Workers would have the right to decline coverage or select alternative policies, but they’d have to take the initiative to do so -- in other words, they’d have opt-out coverage rather than opt-in. Automatic enrollment is a textbook example of the kind of “nudging” many economists believe is the most effective way of changing behavior to achieve public policy goals. In this case, the hope was to increase the number of people who have health insurance.
But the provision was unpopular almost from the get-go. Conservatives and employer groups complained that it would be difficult to implement and create unnecessary hassle. Some of the loudest cries came from the restaurant and retail industries -- which, perhaps, were less than enthusiastic about having to cover more of their workers.
Liberals had worries of their own. Although they supported the concept of automatic enrollment, they worried that some low-wage workers would unwittingly end up in plans that either cost too much or covered too little, at least relative to their incomes. (The high cost of employer insurance is a big reason why many low-wage workers turn down coverage now. It’s a problem most liberals are eager to address.)
The Department of Labor and Department of Justice were supposed to come together and, by 2014, finish writing regulations implement this provision. Maybe officials were struggling to compose the regulation in a way that avoided adverse consequences, maybe pressure from employers and their allies was intense -- or perhaps it was some combination of the two -- but their deadline came and went.
Sen. Johnny Isakson (R-Ga.) last year introduced a bill to repeal the automatic enrollment provision, while a pair of Republicans in the House proposed a bill of their own. Interest groups representing employers and benefit managers quickly endorsed both.
This week's agreement effectively turns those proposals into law. According to the Congressional Budget Office, it will eventually mean that 750,000 fewer workers enroll in insurance from their employers. A small portion of these people will find alternative coverage, either by enrolling in Medicaid or purchasing subsidized coverage on one of the new health care marketplaces. The rest, CBO predicts, will remain uninsured.
CBO expects the shift will also affect the federal budget. Government revenue should rise because money that goes to employer health coverage is exempt from taxes -- and now, thanks to the agreement, more of that money will remain as regular wages, which are taxed. Government spending will also rise, because, again, a small portion of the people not enrolling in employer plans will now go to Medicaid or the subsidized marketplaces, where they’ll receive some form of financial assistance from the government.

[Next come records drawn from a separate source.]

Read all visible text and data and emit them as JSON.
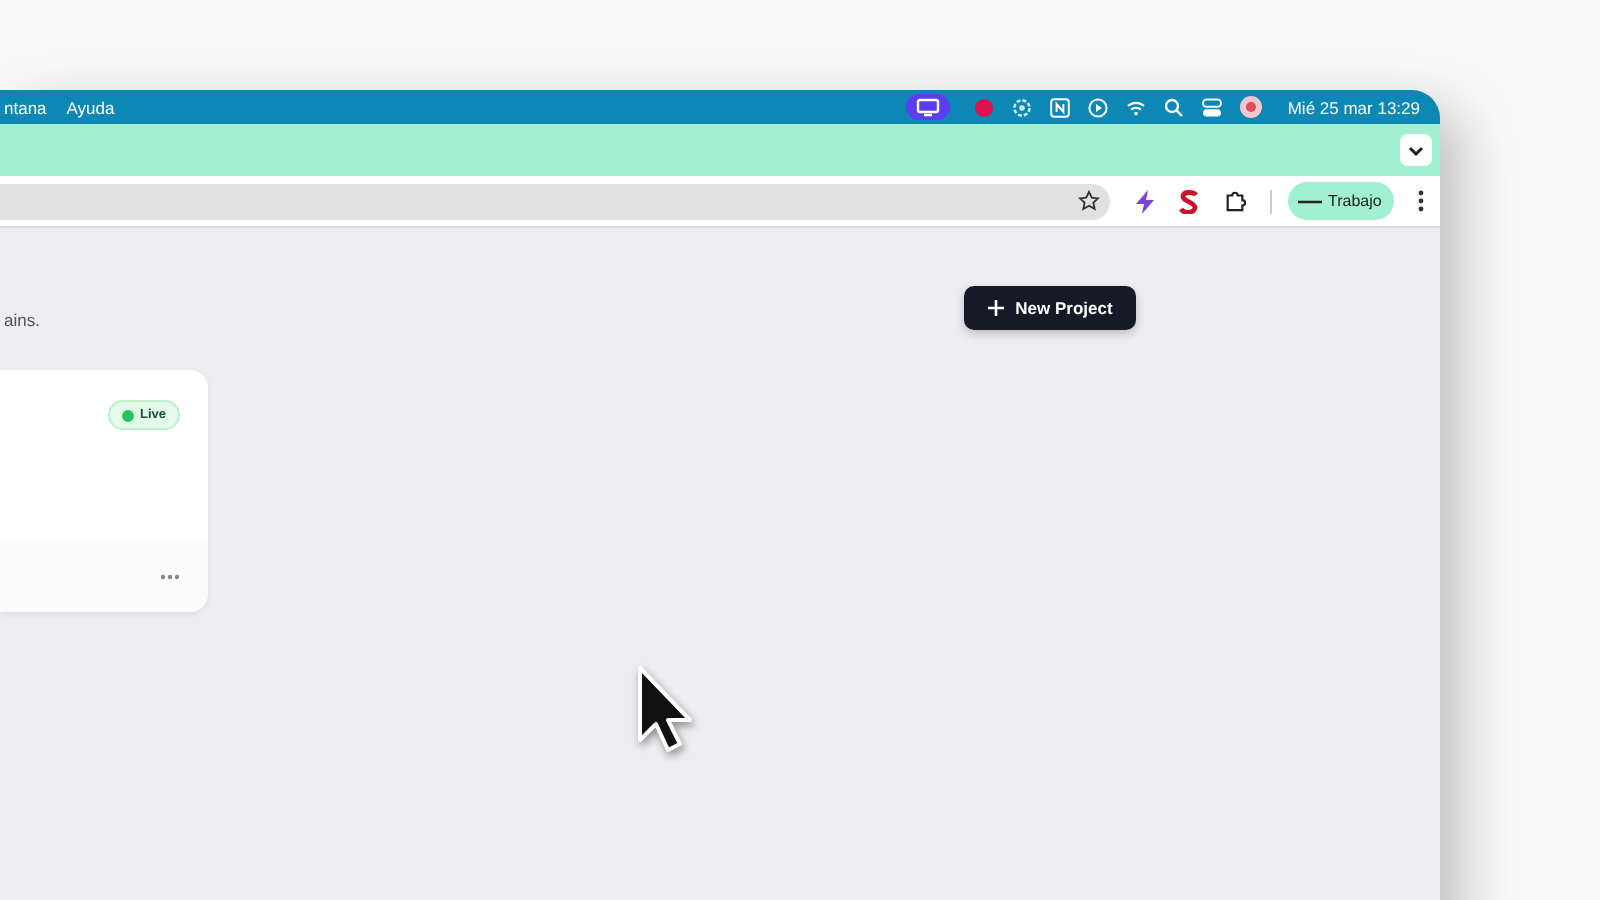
{
  "menu_bar": {
    "menus": [
      "ntana",
      "Ayuda"
    ],
    "clock": "Mié 25 mar 13:29"
  },
  "toolbar": {
    "profile": "Trabajo"
  },
  "page": {
    "subtitle": "ains.",
    "new_project_button": "New Project",
    "project_card": {
      "status": "Live"
    }
  }
}
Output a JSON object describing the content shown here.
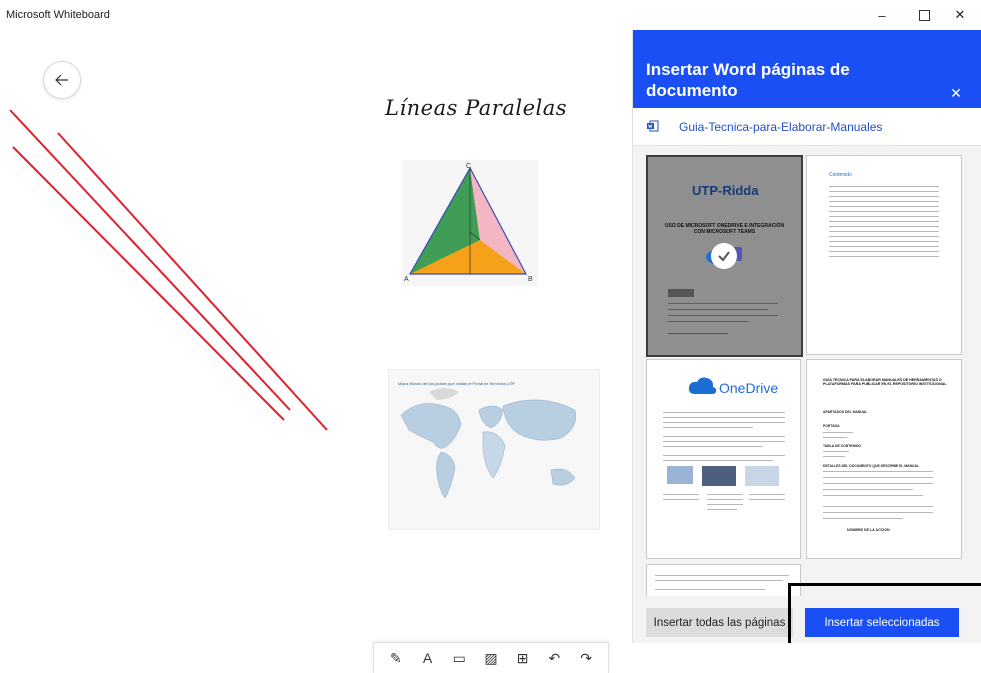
{
  "window": {
    "title": "Microsoft Whiteboard",
    "minimize": "–",
    "close": "✕"
  },
  "canvas": {
    "title": "Líneas Paralelas",
    "triangle_labels": {
      "a": "A",
      "b": "B",
      "c": "C"
    },
    "map_title": "Mapa Mundo del los países que visitan el Portal de Servicios UTP"
  },
  "toolbar": {
    "items": [
      {
        "name": "pen-icon",
        "glyph": "✎"
      },
      {
        "name": "text-icon",
        "glyph": "A"
      },
      {
        "name": "note-icon",
        "glyph": "▭"
      },
      {
        "name": "image-icon",
        "glyph": "▨"
      },
      {
        "name": "add-icon",
        "glyph": "⊞"
      },
      {
        "name": "undo-icon",
        "glyph": "↶"
      },
      {
        "name": "redo-icon",
        "glyph": "↷"
      }
    ]
  },
  "panel": {
    "title": "Insertar Word páginas de documento",
    "document_name": "Guia-Tecnica-para-Elaborar-Manuales",
    "pages": {
      "p1": {
        "logo": "UTP-Ridda",
        "heading": "USO DE MICROSOFT ONEDRIVE E INTEGRACIÓN CON MICROSOFT TEAMS"
      },
      "p2": {
        "heading": "Contenido"
      },
      "p3": {
        "logo": "OneDrive"
      },
      "p4": {
        "heading": "GUÍA TÉCNICA PARA ELABORAR MANUALES DE HERRAMIENTAS O PLATAFORMAS PARA PUBLICAR EN EL REPOSITORIO INSTITUCIONAL",
        "sections": [
          "APARTADOS DEL MANUAL",
          "PORTADA",
          "TABLA DE CONTENIDO",
          "DETALLES DEL DOCUMENTO QUE DESCRIBE EL MANUAL"
        ],
        "footer": "NOMBRE DE LA ACCIÓN"
      }
    },
    "buttons": {
      "insert_all": "Insertar todas las páginas",
      "insert_selected": "Insertar seleccionadas"
    }
  },
  "colors": {
    "accent": "#1a4ff5",
    "ink": "#e0202c"
  }
}
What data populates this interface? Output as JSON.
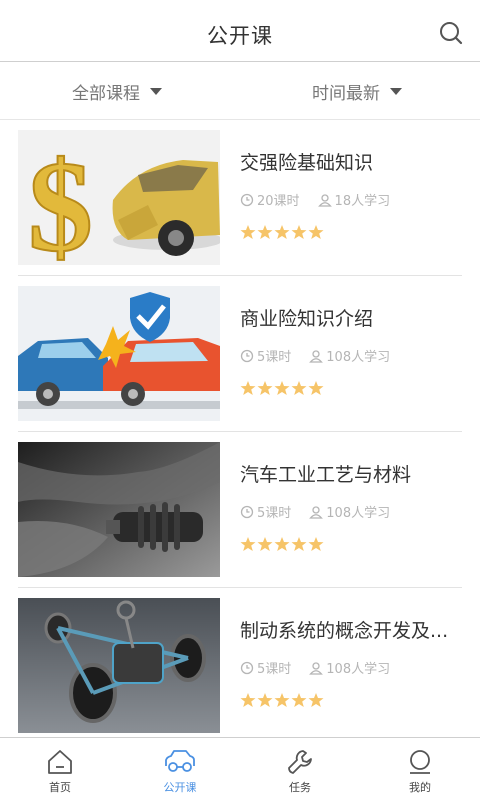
{
  "header": {
    "title": "公开课"
  },
  "filters": {
    "category": "全部课程",
    "sort": "时间最新"
  },
  "courses": [
    {
      "name": "交强险基础知识",
      "hours": "20课时",
      "learners": "18人学习",
      "rating": 5
    },
    {
      "name": "商业险知识介绍",
      "hours": "5课时",
      "learners": "108人学习",
      "rating": 5
    },
    {
      "name": "汽车工业工艺与材料",
      "hours": "5课时",
      "learners": "108人学习",
      "rating": 5
    },
    {
      "name": "制动系统的概念开发及...",
      "hours": "5课时",
      "learners": "108人学习",
      "rating": 5
    }
  ],
  "tabs": [
    {
      "label": "首页",
      "icon": "home-icon"
    },
    {
      "label": "公开课",
      "icon": "car-icon",
      "active": true
    },
    {
      "label": "任务",
      "icon": "wrench-icon"
    },
    {
      "label": "我的",
      "icon": "user-icon"
    }
  ],
  "colors": {
    "accent": "#4a90e2",
    "star": "#f6c468",
    "meta": "#b5b5b5"
  }
}
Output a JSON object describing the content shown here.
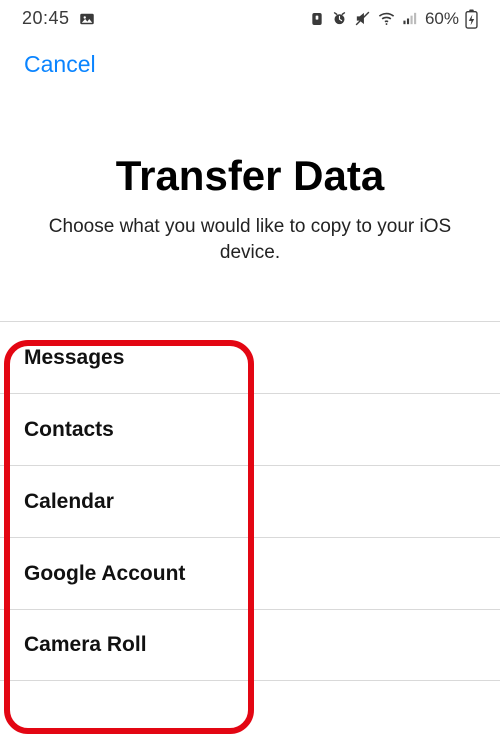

Overall, the CBO says, the deficit should increase by less than $1 billion a year and by a little less than $8 billion over the next decade. How much those numbers mean in the context of the law, which is insuring many millions and has an annual price tag in the hundreds of billions of dollars, ultimately depends upon whom you ask.
On Tuesday, for example, House Speaker John Boehner celebrated the agreement, putting in the context of other efforts to chip away at the Democrats’ signature health care law.
“By eliminating the law’s auto-enrollment mandate that forces workers to automatically enroll into employer-sponsored health care coverage that they may not want or need, we will repeal another major piece of Obamacare,” he said at a press conference.
But most Democrats didn’t seem overly upset about the sacrifice, and said as much to reporters when speaking on background.
As one senior Democratic aide told The Huffington Post, “It’s an open secret that this provision wasn’t going to be implemented, so a Republican-added provision to this deal making doubly sure [that the provision never takes effect] will hardly have any effect on the long-term success of the ACA.”